At one point Mark grew upset, thinking he must have scared Sam, and got stuck in that scenario for a while. Thankfully, he moved on to planning his escape. "I'm bored now. Let's get the hell out of Dodge." Again, and again. It was like he was caught in a re-boot mode.
Signs of Hope
As the afternoon wore on, Mark suddenly said, "We went fishing, didn't we? Josh caught a carp." That had been three days earlier - it seemed a small breakthrough. Slowly, little comments showed Mark's memory was returning. Things were a bit patchy, but looking more hopeful. He ate his evening meal, making the same corny joke between each mouthful, then looked at the empty plate and asked whose it was. Soon, it was as if Mark was waking up, returning to normality. He could retain answers to his questions, and remember more of recent events. The repetitions lessened, apart from the requests to leave hospital, which the doctors were unhappy about. On their advice, he agreed to stay the night.

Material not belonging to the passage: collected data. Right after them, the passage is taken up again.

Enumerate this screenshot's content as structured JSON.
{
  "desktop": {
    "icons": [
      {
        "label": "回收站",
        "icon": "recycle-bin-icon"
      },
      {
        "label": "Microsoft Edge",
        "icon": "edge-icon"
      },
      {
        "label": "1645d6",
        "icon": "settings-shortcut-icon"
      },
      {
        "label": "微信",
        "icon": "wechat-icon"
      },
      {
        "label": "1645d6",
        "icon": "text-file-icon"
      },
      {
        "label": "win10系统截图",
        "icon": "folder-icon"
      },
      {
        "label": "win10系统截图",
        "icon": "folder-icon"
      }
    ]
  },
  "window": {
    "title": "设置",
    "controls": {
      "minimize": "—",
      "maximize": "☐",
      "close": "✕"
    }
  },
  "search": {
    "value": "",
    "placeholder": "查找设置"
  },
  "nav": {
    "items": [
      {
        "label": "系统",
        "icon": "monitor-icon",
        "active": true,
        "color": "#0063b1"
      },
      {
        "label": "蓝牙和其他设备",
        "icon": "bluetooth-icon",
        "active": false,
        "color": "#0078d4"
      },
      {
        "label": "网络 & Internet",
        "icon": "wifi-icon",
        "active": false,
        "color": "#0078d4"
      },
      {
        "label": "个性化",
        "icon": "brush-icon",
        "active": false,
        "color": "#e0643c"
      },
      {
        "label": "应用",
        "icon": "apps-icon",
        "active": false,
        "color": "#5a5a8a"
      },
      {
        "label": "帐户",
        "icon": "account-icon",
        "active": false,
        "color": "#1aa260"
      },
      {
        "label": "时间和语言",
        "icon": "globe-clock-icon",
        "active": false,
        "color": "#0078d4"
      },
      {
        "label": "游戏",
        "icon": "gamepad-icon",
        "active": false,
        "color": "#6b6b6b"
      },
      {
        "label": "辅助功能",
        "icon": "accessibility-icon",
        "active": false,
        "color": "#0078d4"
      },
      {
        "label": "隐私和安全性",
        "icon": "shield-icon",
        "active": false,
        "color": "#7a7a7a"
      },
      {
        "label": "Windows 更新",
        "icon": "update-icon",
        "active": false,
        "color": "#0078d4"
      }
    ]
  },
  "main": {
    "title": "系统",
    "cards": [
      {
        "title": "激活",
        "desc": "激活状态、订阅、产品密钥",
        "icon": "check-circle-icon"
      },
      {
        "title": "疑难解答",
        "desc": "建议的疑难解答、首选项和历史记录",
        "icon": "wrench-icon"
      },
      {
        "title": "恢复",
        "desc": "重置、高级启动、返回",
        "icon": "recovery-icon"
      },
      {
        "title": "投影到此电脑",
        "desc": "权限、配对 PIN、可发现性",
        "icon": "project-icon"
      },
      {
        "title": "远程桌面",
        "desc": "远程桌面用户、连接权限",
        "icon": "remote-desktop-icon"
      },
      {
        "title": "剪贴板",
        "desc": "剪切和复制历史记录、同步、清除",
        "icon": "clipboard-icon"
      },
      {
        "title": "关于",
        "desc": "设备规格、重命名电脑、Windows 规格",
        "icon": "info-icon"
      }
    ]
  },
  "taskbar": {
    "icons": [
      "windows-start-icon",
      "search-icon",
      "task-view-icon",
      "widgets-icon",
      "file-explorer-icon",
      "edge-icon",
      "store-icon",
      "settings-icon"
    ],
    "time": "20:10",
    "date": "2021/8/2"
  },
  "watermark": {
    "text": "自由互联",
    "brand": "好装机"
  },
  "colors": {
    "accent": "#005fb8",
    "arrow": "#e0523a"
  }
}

Unfortunately, things rolled slowly on for the next few days. Transferred to a ward, we were restricted to visiting hours, but at least Mark had a spectacular view of Mount Snowdon. The Rescue helicopter landing pad was also in view, and we joked that Prince William, who worked on the rescue service, kept popping by.
Reaching a Diagnosis
On the Tuesday, a neurologist from Liverpool came to visit. His diagnosis was that Mark's sudden memory loss was transient global amnesia, or TGA, in his case brought on by disruption from multiple migraines.
This condition is an odd phenomenon that's been medically recognised for around forty years. The sufferer retains social skills, usually recognises people they know, but forgets recent events. Typically, they will repeat the same phrases over and over in exactly the same manner. (This is one of the most striking features, and what helped the doctor to diagnose Mark.) Memory usually returns within twenty-four hours.

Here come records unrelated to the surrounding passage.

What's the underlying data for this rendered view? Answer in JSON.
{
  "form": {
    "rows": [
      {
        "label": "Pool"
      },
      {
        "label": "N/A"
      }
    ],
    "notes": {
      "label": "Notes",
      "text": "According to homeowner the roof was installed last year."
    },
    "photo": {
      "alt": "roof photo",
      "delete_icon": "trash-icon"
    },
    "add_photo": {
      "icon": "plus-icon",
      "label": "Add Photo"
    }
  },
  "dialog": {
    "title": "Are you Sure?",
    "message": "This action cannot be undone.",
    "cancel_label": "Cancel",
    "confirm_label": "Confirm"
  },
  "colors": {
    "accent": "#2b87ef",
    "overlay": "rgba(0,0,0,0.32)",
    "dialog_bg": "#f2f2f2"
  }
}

The consultant arranged a couple more tests, to be on the safe side, and the hospital let us go out in the evenings to have a meal together and throw a few stones on the beach. Mark's memory would lapse a little, which he put down to being in hospital with poor sleep. Thankfully, he was discharged just as we were due to return home.
When we managed to Google TGA, it looked like Mark's case was a classic example. He saw our family doctor, who said in all his years in practice, he'd only met one other person who'd experienced this form of sudden memory loss. It wasn't even a patient, but his own father-in-law. This phenomena usually only occurs once, though his father-in-law did have a second episode. The family recognised what was happening, and sent him to bed to sleep it off. I think I'd get a medical opinion before doing that!
TGA versus stroke or brain haemorage symptoms
Transient Global Amnesia
Possible stroke symptoms
Possible brain haemorage
Sudden loss of memory
Sudden onset of terrible headache
Unable to retain new information
Unable to hold both arms in the air
Repeats phrases in exactly the same manner
Photophobia (dislike of bright light)
May become scared or upset
One sided weakness
Usually recognises people
Unable to understand words
Possible drop in conciousness
Symptoms usually resolve within 24 hours
Unable to find right words to say
All's well that ends well
Thankfully, Mark's memory is now as good as ever. He takes migraine preventatives, as his headaches persisted for a while, and Sam refuses all offers of a game of tennis. Mark never has remembered anything about that day, from leaving the house around 10.30 am, until some time in the evening. Ignorance is bliss. The boys and I will never forget.